Il pm ha chiesto se avesse mai sporto denuncia: «No - ha risposto Monosi - non ho ritenuto di farlo, chiunque fra i politici ha ricevuto minacce, in quel periodo si subivano tanti atti di questo stesso genere». 
E poi la precisazione: «Marti - ha aggiunto l’ex assessore - mi aveva chiesto come stesse andando.

Molte persone lo vedevano come un punto di riferimento. E molti chiamavano Marti». Dunque, la pubblica accusa è tornata sul punto: «Perché lei, sente l’esigenza di chiamare Marti?». 

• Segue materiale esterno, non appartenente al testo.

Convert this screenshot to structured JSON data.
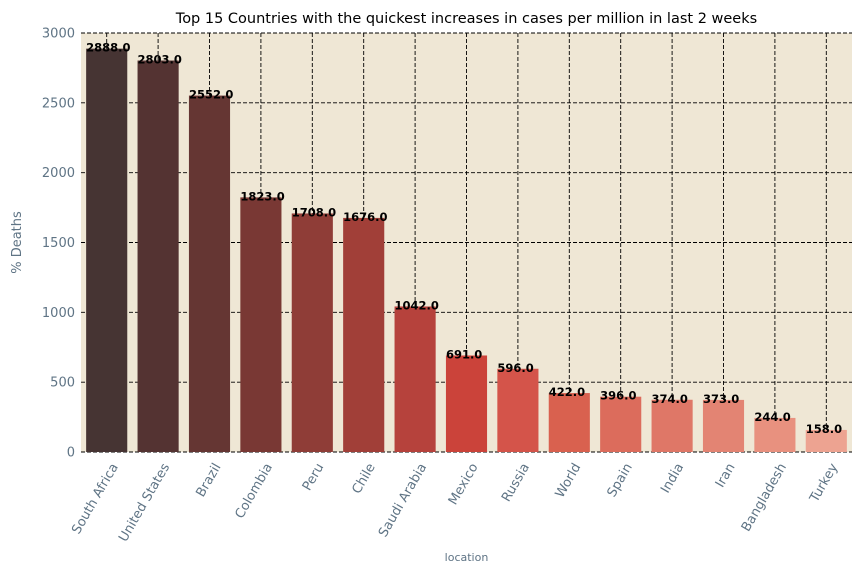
{
  "chart_data": {
    "type": "bar",
    "title": "Top 15 Countries with the quickest increases in cases per million in last 2 weeks",
    "xlabel": "location",
    "ylabel": "% Deaths",
    "categories": [
      "South Africa",
      "United States",
      "Brazil",
      "Colombia",
      "Peru",
      "Chile",
      "Saudi Arabia",
      "Mexico",
      "Russia",
      "World",
      "Spain",
      "India",
      "Iran",
      "Bangladesh",
      "Turkey"
    ],
    "values": [
      2888.0,
      2803.0,
      2552.0,
      1823.0,
      1708.0,
      1676.0,
      1042.0,
      691.0,
      596.0,
      422.0,
      396.0,
      374.0,
      373.0,
      244.0,
      158.0
    ],
    "value_labels": [
      "2888.0",
      "2803.0",
      "2552.0",
      "1823.0",
      "1708.0",
      "1676.0",
      "1042.0",
      "691.0",
      "596.0",
      "422.0",
      "396.0",
      "374.0",
      "373.0",
      "244.0",
      "158.0"
    ],
    "ylim": [
      0,
      3000
    ],
    "yticks": [
      0,
      500,
      1000,
      1500,
      2000,
      2500,
      3000
    ],
    "grid": true,
    "legend": "none",
    "colors": {
      "plot_background": "#efe7d5",
      "bar_palette": [
        "#463433",
        "#543332",
        "#653633",
        "#793834",
        "#8f3d37",
        "#a13f38",
        "#b6423c",
        "#cb433a",
        "#d4544a",
        "#d9614f",
        "#dc6c5c",
        "#df7767",
        "#e38473",
        "#e8917f",
        "#eda391"
      ],
      "tick_text": "#5f7485"
    }
  }
}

Le ragioni della telefonata

«Io lo chiamo - ha spiegato quindi Monosi - perché con il suo rapporto, che non era il mio, in quanto io mi ritrovavo per caso ad essere assessore alle Politiche abitative, avrebbe potuto calmare gli animi. Io non avevo appeal con queste persone. Marti avrebbe potuto aiutare, considerato che gli utenti minacciavano disordini e che anche lui era interessato all’equilibrio politico». Poi ancora, andando avanti e su altre questioni: «Quando ci sono interlocutori di quel tipo, bisogna trovare una soluzione per disinnescare. Ho potuto usare terminologie improprie, ma il fine era solo quello di calmare gli animi». Non ha negato, tuttavia, Monosi, di avere avuto l’ambizione di candidarsi a sindaco: «Volevo essere il candidato sindaco, avevo bisogno in quei momenti, di trovare punti di forza. Il partito ti candida non perché tu esprimi la volontà di farlo. E quindi volevo fare bella figura». 

La lista broadcast

Da qui le spiegazioni sui messaggini, ricevuti anche da alcuni “utenti” delle case popolari in una occasione elettorale che riguardava Erio Congedo: «I broadcast - ha specificato il politico, nella veste di imputato - non li ha inventati whatsapp. Mandai quei messaggi a tutta la mia lista di contatti, che contava 2.500 numeri. E si potevano mandare con un solo clic». Poi un cenno agli indirizzi dell’amministrazione sul tema sfratti: «Nel gennaio 2012, fu il sindaco Paolo Perrone a scrivere al commissario Iacp di sospendere gli sgomberi per via delle problematiche abitative. Era la volontà politica dell’intera amministrazione». Quanto alle bollette pagate ad alcuni inquilini, si parla di gesti di «sensibilità» motivati dalle condizioni disperate in cui versavano. Quindi, punto per punto, la disamina delle prime nove imputazioni mentre per le altre si proseguirà il 30 gennaio prossimo, sempre dinanzi al collegio giudicante presieduto da Pietro Baffa (a latere Valeria Fedele e Roberta Maggio).